The basic problem is that SQL Server does not write data changes write to disk immediately (the MDF file), it will continue to only write to the log file and write dirty pages to the in memory buffer pool. Every now and then it will then flush the dirty pages to disk by the checkpoint process based on how long it thinks it would take to recover if the server crashed (the recovery interval).
For many customers this process goes un-noticed for other customers they suffer a very noticeable drop in service quality.
How do you Know you have a Checkpoint Issue ?
Well high latency periodically is a warning sign but the sure sign is when you can correlate the high latency to the checkpoint process using these performance counters:
– Buffer Manager\CheckPoint Pages/Sec
– Disk Secs / Write
– Disk Writes/Sec
As a test I ran a load test on a sample OLTP doing ecommerce transactions on the C: drive of my laptop and this is what they look like. You can see that my workload does about 105 IOPS and disk latency is usually pretty great (under 1ms as its SSD), but when the Checkpoint pages/sec kicks in the IOPS go up to 5,000 or so and disk latency goes up to 20ms. My critical inserts will now get 20ms of WRITELOG waits !!
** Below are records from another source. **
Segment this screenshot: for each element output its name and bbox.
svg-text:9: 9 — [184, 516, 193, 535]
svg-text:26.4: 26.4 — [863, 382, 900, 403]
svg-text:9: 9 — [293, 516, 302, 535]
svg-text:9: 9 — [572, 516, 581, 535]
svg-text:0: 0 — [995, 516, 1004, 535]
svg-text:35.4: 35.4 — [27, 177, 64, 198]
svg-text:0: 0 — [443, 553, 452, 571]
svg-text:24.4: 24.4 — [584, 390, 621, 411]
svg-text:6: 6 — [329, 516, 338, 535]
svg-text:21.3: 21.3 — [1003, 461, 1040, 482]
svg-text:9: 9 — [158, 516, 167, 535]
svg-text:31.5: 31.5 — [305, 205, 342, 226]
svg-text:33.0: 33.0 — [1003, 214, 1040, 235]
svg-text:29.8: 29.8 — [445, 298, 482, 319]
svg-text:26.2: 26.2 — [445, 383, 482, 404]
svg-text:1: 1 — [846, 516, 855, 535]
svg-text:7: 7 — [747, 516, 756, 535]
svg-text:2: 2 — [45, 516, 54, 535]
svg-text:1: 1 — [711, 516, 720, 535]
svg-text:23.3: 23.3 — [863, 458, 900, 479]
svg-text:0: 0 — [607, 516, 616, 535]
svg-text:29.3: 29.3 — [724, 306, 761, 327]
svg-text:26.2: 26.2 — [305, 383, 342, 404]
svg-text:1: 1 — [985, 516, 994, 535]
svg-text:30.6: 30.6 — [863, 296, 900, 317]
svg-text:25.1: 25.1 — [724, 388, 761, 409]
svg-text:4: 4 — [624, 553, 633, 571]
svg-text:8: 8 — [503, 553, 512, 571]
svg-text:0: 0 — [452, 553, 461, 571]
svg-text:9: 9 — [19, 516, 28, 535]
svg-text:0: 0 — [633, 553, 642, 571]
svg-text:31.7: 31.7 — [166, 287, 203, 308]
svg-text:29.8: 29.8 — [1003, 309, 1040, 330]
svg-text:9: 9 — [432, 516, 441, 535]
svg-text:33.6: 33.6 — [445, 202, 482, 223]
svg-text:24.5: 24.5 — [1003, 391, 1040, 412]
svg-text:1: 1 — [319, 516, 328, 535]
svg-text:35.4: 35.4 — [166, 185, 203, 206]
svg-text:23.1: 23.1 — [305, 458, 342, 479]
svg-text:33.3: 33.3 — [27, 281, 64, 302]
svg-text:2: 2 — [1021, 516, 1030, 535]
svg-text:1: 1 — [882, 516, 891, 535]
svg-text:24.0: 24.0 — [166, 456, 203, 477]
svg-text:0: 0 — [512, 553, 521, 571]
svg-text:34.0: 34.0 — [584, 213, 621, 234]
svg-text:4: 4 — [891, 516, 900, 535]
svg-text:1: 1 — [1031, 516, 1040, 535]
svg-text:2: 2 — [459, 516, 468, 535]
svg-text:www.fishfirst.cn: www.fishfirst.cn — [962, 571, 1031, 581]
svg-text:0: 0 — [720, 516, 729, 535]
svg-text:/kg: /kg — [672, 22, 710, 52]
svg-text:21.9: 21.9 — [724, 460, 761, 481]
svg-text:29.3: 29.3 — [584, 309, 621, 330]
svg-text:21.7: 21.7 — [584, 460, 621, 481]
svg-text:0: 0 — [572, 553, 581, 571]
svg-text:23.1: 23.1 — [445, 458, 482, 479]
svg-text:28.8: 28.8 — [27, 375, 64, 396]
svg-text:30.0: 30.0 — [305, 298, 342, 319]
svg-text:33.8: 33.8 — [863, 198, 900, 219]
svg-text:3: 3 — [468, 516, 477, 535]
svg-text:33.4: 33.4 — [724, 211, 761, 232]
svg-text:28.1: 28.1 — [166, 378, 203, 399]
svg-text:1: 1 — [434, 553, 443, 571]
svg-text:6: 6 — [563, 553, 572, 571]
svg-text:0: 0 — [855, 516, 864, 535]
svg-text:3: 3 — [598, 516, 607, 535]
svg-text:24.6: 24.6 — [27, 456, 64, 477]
Paul Randal goes into some detail in the checkpoint process on his Immersion course aimed at MCM candidates and also has a blog article on monitoring checkpoints further than the perfmon counters
How do you solve checkpoint issues
There are a few tools in your arsenal.
a) Reconfigure the disk subsystem to handle the burst smoother (if you can get past the SAN mafia).
b) Set the recovery interval on your instance This is roughly the number of minutes of data SQL Server will keep dirty before flushing. If you lower this the checkpoints will be more frequent. http://msdn.microsoft.com/en-us/library/ms191154.aspx
c) Make the checkpoint flush over a longer time to regulate the IO using the checkpoint command and the [checkpoint duration] flag. See http://msdn.microsoft.com/en-us/library/ms188748.aspx
Lets See this [checkpoint duration] thing in action
You need to be careful as if you specify a checkpoint duration too low, this will cause spikes and if you specify a period too long, SQL server will not be writing as fast as the pages are getting dirty so will need to do another unregulated checkpoint after the manual one!
As an example I ran the script below while a OLTP load was applied.


A bit better but not perfect ;-( you can see that the 5,10 and 20 second checkpoints for this particular workload still get a small latency spike (the red line). Not as bad as the 20ms, but 4-10ms all the same, not great for log writes.
I then tried the following script


Much better we can see that peak IOPS have gone down from 9,000 during the “IO storm” to under 3,000 and latency barely kisses 1ms. The SAN guys can buy us a Guinness…
So why don’t I go away and mess with this right now?
Two reasons. Firstly you need to know the workload super well to start messing with the checkpoint. The default settings are kind of self regulating, so can handle when the workload changes.
Secondly, this issue can more often be fixed by basic disk best practices such as not placing the data and log on the same spindles or LUN, or if the server has two HBA’s that are not muti-path, placing the data on one and the log on another,or if a big data load considering minimal logging.
One issue I have seen a few times is if the SAN runs out of write cache half way through the checkpoint. You can be in a world of pain as SQL Server will be pushing at potentially tens of thousands of IOPS to the cache and suddenly boom – the SAN can’t handle it as it runs out of cache and all hell breaks loose.